After serving for seven years at Our Lady of Fatima (1972-79), Fr. Flynn became pastor of St. Eugene Parish in Detroit (1979-88), and later at Sacred Heart Parish on Grosse Ile, where he served until failing eyesight forced him to retire in 2000.

A “fun” priest who also sported an Irish work ethic, Fr. Flynn helped built a new gathering space at Sacred Heart in 1990 and spearheaded renovations to the parish’s St. Anne Chapel and rectory, which had been “falling apart,” Badyrka said.

Terry Morreau, Christian service director at Sacred Heart and one of three employees of the parish who worked under Fr. Flynn, remembered the priest for his good-natured jokes, love of dancing and captivating homilies.

“He was a very well-liked priest. Everybody just loved him. But he was also a fun priest,” said Morreau, whom Fr. Flynn hired in 1999. “He was very Irish and into dancing the Irish jig. When it came around to St. Patrick’s Day, there would be a special thing at the church, and Father was one of the dancers. He was a fun priest to be around.”

Besides his Irish heritage, Fr. Flynn also loved to ride motorcycles and would often take his own for a spin to visit parishioners. He also owned a black Labrador retriever he would take “everywhere,” Morreau said.

Fr. Flynn was always approachable whenever a parishioner would need help, advice or counsel, but he was also quick with a joke to lighten the mood.

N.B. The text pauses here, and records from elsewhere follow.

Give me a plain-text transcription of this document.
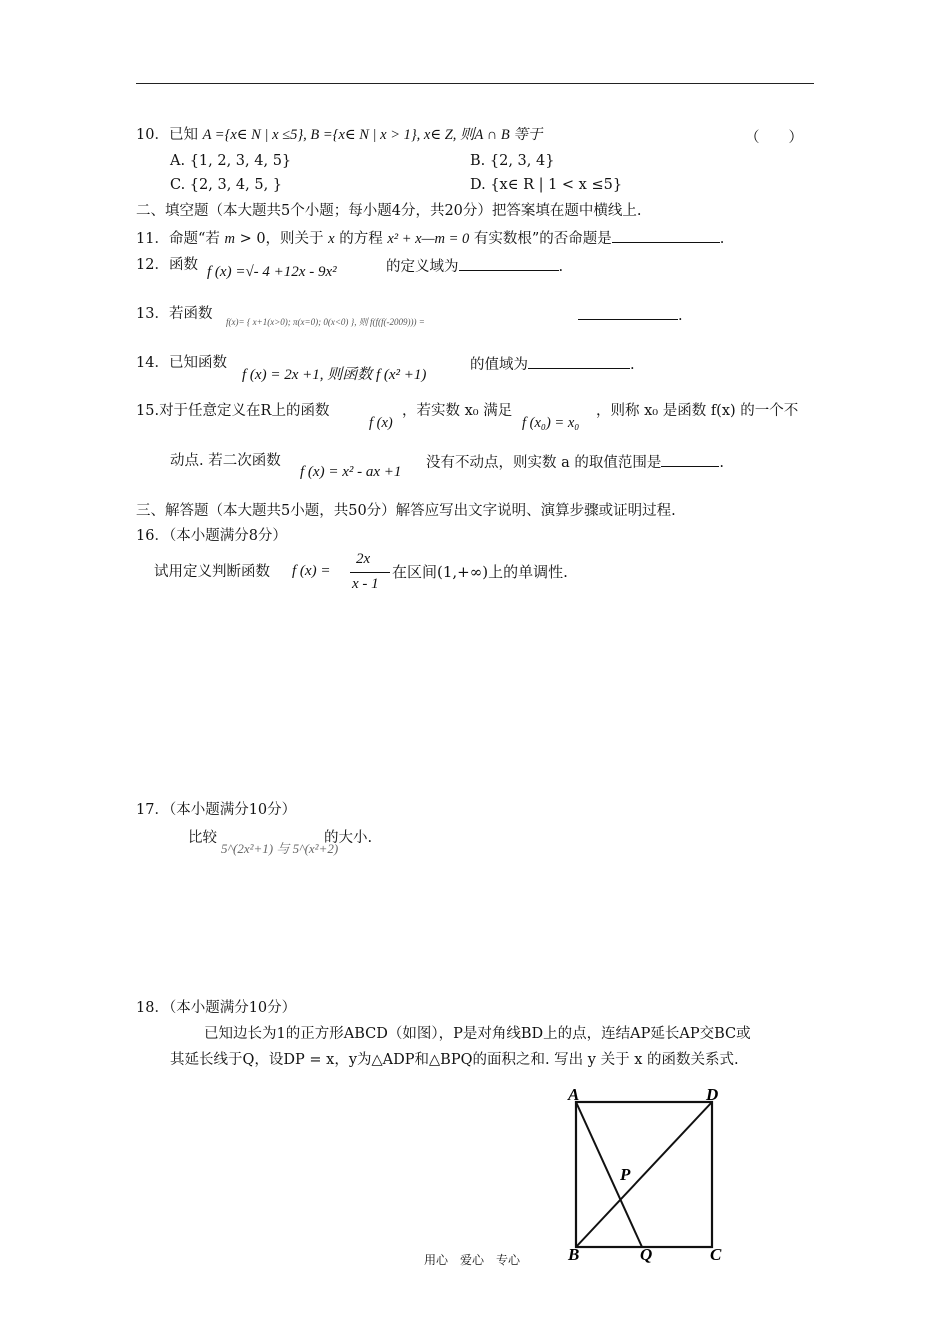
10．已知 A ={x∈ N | x ≤5}, B ={x∈ N | x > 1}, x∈ Z, 则A ∩ B 等于	（　　）
A. {1, 2, 3, 4, 5}	B. {2, 3, 4}
C. {2, 3, 4, 5, }	D. {x∈ R | 1 < x ≤5}
二、填空题（本大题共5个小题；每小题4分，共20分）把答案填在题中横线上.
11．命题“若 m > 0，则关于 x 的方程 x² + x—m = 0 有实数根”的否命题是	.
12．函数 f (x) =√- 4 +12x - 9x²	的定义域为	.
13．若函数 f(x)= { x+1(x>0); π(x=0); 0(x<0) }, 则 f(f(f(-2009))) =	.
14．已知函数
f (x) = 2x +1, 则函数 f (x² +1)
的值域为	.
15.对于任意定义在R上的函数
f (x)
，若实数 x₀ 满足
f (x₀) = x₀
，则称 x₀ 是函数 f(x) 的一个不
动点. 若二次函数
f (x) = x² - ax +1
没有不动点，则实数 a 的取值范围是	.
三、解答题（本大题共5小题，共50分）解答应写出文字说明、演算步骤或证明过程.
16．（本小题满分8分）
试用定义判断函数 f (x) =
2x
x - 1
在区间(1,+∞)上的单调性.
17．（本小题满分10分）
比较
5^(2x²+1) 与 5^(x²+2)
的大小.
18．（本小题满分10分）
已知边长为1的正方形ABCD（如图），P是对角线BD上的点，连结AP延长AP交BC或
其延长线于Q，设DP = x，y为△ADP和△BPQ的面积之和. 写出 y 关于 x 的函数关系式.
A	D
P
B	Q	C
用心　爱心　专心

“When my daughter was getting married, she went to him for pre-marriage instruction. They had to fill out a form, and one of the questions was about arguing,” Morreau recalled. “Ginger said to Father, ‘We don’t argue in our family.’ He said to Ginger, ‘I came from a big family, and my mom and dad argued, and I’m a priest.’ So my daughter responded and told him she came from a ‘Leave it to Beaver’ family.”

This was before Morreau worked for the parish, or even knew Fr. Flynn, she said.

“So when I first met Fr. Flynn, he said to me, ‘You’re the one from the ‘Leave it to Beaver’ family,” Morreau laughed. “He loved people. That’s what made him a good priest.”

When his eyesight began failing, Fr. Flynn refused to give up preaching, and the parish instead purchased a special computer with larger letters to allow him to continue to write his homilies.

As his sight worsened, however, he retired in 2000 but continued to offer confessions and sacraments at nearby parishes, including St. Joan of Arc, where he served his first assignment.

“He was always there for anybody who needed him,” Morreau said. “He was just such a nice guy.”

Fr. Flynn was predeceased by his parents, Lester and Rose Flynn; his sisters, Eileen Blessing, Rose Mary, Maureen Henze; and brothers, Patrick and Terence. He is survived by his sister, Catherine and his brother, Lester; as well as many loving nieces and nephews.

A funeral Mass was celebrated Aug. 6 at St. Joan of Arc Parish in St. Clair Shores.